If I'm SOL'd, it's no huge deal as it was expired B&W film anyway, but it would be nice if I could still use the rest of the exposures.  How can I avoid doing this in the future?


----------



## compur (Dec 18, 2008)

See:
Arista Metal Film Retriever | Freestyle Photographic Supplies


----------



## Battou (Dec 18, 2008)

to avoid doing it in the future, hold the camera up to your ear and listen as you rewind. Listen for the film leader to come off the takeup spool. I've rewound an FM and I can tell you won't need to hold it close too many times, just until you can recognize the sound it makes as it comes off, The film makes plenty of noise in the FM .


----------



## christopher walrath (Dec 18, 2008)

The sound and also the slack in tension.  It's generally easy to pick up on.


----------



## Jeff Canes (Dec 19, 2008)

compur said:


> See:
> Arista Metal Film Retriever | Freestyle Photographic Supplies


 
does that work easier that is one that i have
Arista Deluxe Film Retriever | Freestyle Photographic Supplies

sometime it takes three or four tries to pull the film out


----------



## christopher walrath (Dec 19, 2008)

Also you didn't mention the camera you use.  Newer cameras have rewind modes.  You can set to the mode that will leave the leader out automatically for just this purpose.


----------



## Battou (Dec 20, 2008)

christopher walrath said:


> Also you didn't mention the camera you use.  Newer cameras have rewind modes.  You can set to the mode that will leave the leader out automatically for just this purpose.
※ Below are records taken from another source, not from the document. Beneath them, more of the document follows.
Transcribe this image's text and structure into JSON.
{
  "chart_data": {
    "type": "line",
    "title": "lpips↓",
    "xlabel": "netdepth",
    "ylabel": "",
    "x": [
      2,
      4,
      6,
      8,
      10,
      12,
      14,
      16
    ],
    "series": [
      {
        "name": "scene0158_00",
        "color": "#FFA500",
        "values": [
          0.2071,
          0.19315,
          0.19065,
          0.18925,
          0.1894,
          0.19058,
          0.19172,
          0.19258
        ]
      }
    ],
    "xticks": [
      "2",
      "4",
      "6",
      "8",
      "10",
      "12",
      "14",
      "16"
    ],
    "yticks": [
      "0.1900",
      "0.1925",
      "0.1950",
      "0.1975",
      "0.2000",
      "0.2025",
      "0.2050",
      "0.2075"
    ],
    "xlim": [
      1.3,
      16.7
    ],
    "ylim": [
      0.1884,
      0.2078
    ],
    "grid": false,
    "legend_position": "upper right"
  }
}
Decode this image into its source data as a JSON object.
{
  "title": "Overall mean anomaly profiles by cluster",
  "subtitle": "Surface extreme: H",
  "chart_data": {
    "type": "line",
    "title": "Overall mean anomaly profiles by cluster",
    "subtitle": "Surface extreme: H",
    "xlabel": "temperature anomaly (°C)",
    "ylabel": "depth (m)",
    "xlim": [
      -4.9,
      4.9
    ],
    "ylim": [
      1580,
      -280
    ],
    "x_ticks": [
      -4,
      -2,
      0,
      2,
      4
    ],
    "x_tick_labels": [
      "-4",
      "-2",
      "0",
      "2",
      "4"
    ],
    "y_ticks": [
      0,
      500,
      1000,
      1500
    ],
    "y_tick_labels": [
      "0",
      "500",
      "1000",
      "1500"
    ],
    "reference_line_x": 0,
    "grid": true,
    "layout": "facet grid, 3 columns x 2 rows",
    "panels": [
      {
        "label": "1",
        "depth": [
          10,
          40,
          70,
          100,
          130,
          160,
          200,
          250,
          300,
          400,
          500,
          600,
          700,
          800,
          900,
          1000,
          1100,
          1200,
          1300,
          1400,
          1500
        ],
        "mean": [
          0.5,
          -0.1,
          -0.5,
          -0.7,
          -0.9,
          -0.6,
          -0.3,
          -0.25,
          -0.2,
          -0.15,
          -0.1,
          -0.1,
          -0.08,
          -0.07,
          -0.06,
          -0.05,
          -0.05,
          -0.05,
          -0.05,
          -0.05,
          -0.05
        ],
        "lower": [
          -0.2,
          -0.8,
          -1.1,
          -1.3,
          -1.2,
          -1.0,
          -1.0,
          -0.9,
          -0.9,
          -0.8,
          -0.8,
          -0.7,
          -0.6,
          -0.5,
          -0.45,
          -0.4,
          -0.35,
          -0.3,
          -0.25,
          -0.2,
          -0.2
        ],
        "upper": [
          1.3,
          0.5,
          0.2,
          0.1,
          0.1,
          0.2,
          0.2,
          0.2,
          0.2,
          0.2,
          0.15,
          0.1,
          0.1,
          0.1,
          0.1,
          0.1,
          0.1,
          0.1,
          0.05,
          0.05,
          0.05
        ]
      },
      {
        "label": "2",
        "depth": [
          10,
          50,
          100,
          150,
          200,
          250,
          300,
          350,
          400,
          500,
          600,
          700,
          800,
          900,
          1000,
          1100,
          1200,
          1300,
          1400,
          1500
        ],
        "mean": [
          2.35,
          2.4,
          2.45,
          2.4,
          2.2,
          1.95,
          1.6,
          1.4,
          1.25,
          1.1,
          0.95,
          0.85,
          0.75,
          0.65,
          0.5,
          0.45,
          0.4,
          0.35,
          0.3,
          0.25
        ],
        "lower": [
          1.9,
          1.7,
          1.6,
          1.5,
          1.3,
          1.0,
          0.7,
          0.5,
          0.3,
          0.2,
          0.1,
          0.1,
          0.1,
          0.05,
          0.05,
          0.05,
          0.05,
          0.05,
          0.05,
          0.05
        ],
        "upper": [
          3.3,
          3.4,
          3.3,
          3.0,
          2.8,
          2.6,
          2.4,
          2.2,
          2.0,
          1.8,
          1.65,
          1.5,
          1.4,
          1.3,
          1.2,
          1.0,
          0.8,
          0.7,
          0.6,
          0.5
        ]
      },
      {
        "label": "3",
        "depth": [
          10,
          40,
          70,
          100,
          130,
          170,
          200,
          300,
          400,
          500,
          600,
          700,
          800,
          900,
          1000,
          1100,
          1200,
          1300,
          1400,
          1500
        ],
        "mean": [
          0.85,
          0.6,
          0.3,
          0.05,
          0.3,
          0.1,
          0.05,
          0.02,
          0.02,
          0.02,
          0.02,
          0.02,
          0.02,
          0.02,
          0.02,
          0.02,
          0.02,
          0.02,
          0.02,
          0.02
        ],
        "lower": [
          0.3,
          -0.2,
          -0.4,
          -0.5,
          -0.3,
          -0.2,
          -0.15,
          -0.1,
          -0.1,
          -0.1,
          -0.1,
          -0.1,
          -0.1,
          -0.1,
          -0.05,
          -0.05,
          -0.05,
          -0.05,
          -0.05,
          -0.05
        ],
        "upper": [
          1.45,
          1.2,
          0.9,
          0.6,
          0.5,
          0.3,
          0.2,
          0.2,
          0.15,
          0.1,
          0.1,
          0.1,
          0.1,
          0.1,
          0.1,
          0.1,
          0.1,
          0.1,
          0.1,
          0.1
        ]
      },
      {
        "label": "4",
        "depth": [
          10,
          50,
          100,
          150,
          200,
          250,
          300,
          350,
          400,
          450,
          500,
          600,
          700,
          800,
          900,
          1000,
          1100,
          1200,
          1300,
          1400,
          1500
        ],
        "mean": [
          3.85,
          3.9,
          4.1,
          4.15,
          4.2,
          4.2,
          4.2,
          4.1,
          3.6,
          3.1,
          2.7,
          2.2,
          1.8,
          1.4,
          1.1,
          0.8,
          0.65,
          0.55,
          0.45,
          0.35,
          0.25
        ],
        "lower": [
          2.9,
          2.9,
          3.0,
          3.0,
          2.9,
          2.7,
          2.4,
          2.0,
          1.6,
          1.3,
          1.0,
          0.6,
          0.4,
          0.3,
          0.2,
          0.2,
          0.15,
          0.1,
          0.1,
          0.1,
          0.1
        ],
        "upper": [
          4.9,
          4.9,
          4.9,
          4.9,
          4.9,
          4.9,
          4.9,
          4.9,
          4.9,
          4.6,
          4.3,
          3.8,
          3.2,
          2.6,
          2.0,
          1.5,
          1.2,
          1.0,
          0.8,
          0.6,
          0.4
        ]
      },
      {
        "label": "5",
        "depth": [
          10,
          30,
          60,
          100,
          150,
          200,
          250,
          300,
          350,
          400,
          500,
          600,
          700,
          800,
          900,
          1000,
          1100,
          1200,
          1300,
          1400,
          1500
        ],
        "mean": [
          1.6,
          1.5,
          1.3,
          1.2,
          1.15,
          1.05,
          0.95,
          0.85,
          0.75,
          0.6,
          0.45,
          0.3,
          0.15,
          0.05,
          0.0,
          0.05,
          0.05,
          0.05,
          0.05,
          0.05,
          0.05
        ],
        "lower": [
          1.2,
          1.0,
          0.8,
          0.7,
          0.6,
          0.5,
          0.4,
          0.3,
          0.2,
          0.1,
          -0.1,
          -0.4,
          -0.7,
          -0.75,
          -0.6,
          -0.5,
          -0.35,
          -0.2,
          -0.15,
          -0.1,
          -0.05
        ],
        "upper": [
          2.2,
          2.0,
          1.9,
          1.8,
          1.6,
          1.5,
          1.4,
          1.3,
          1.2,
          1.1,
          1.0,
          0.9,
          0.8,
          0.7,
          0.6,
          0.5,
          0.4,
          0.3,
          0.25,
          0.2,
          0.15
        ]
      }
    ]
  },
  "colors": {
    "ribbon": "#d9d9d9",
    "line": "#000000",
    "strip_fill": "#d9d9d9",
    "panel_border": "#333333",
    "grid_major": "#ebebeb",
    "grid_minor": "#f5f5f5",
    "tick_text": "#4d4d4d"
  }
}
Well the N8008 he has might but I am fairly sure I saw something in another thread he posted in stating he was using the FM a lot of late so I am assuming this occured with the FM.


----------



## Flash Harry (Dec 21, 2008)

Just buy a film retriever, they used to be £5 over here when I bought mine err 10 years back. H


----------



## Sw1tchFX (Dec 21, 2008)

Don't buy anything, go to any one hour place and ask them to pull the leader out. They'll do ti for free.


----------



## epp_b (Dec 29, 2008)

I found an ingenious and (nearly) free solution here:
How to use a film retriever - Photo.net B&W Photo - Film & Processing Forum

The post-it notes worked like a charm!


----------